The Phase I/II trial is a multicenter, open-label, dose escalation trial that is expected to enroll up to 48 patients with advanced solid tumors across two trial stages. Stage 1 of the trial will examine escalating doses of Allocetra monotherapy administered intravenously (IV) or intraperitoneally (IP) once a week for three consecutive weeks. Stage 2 will evaluate escalating doses of Allocetra administered IV or IP and combined with anti-PD1 therapy. Patients in Stage 2 will receive three injections of Allocetra concomitantly with the studied anti-PD1 agent. The primary objective of the study is to evaluate safety and tolerability throughout the treatment period and through one week after the last administration of Allocetra. Key secondary endpoints include efficacy assessments, such as best overall response rate, progression-free survival, and overall survival. Changes in immune cell/cytokine profiling in peritoneal fluid will also be assessed as an exploratory endpoint.
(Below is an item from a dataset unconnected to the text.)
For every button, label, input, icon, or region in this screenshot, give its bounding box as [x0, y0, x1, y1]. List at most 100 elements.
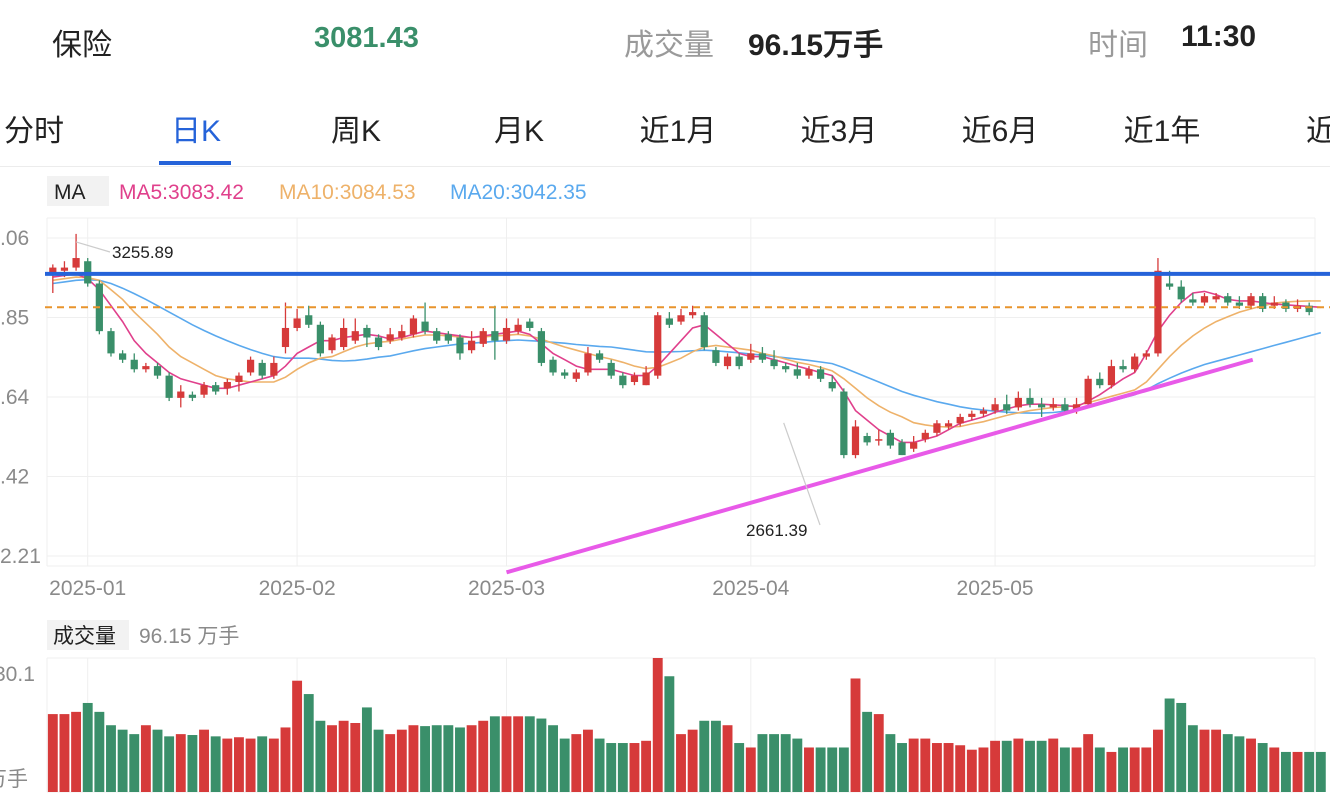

The study population encompasses adult patients with advanced, unresectable or metastatic solid tumors that have relapsed or have been refractory to available approved therapies, or patients who are not eligible for, or have declined additional standard-of-care systemic therapy.

ABOUT ALLOCETRA

Allocetra is being developed as a universal, off-the-shelf cell therapy designed to reprogram macrophages into their homeostatic state. Diseases such as solid cancers, sepsis, and many others reprogram macrophages out of their homeostatic state. These non-homeostatic macrophages contribute significantly to the severity of the respective diseases. By restoring macrophage homeostasis, Allocetra has the potential to provide a novel immunotherapeutic mechanism of action for life-threatening clinical indications that are defined as "unmet medical needs", as a stand-alone therapy or in combination with leading therapeutic agents.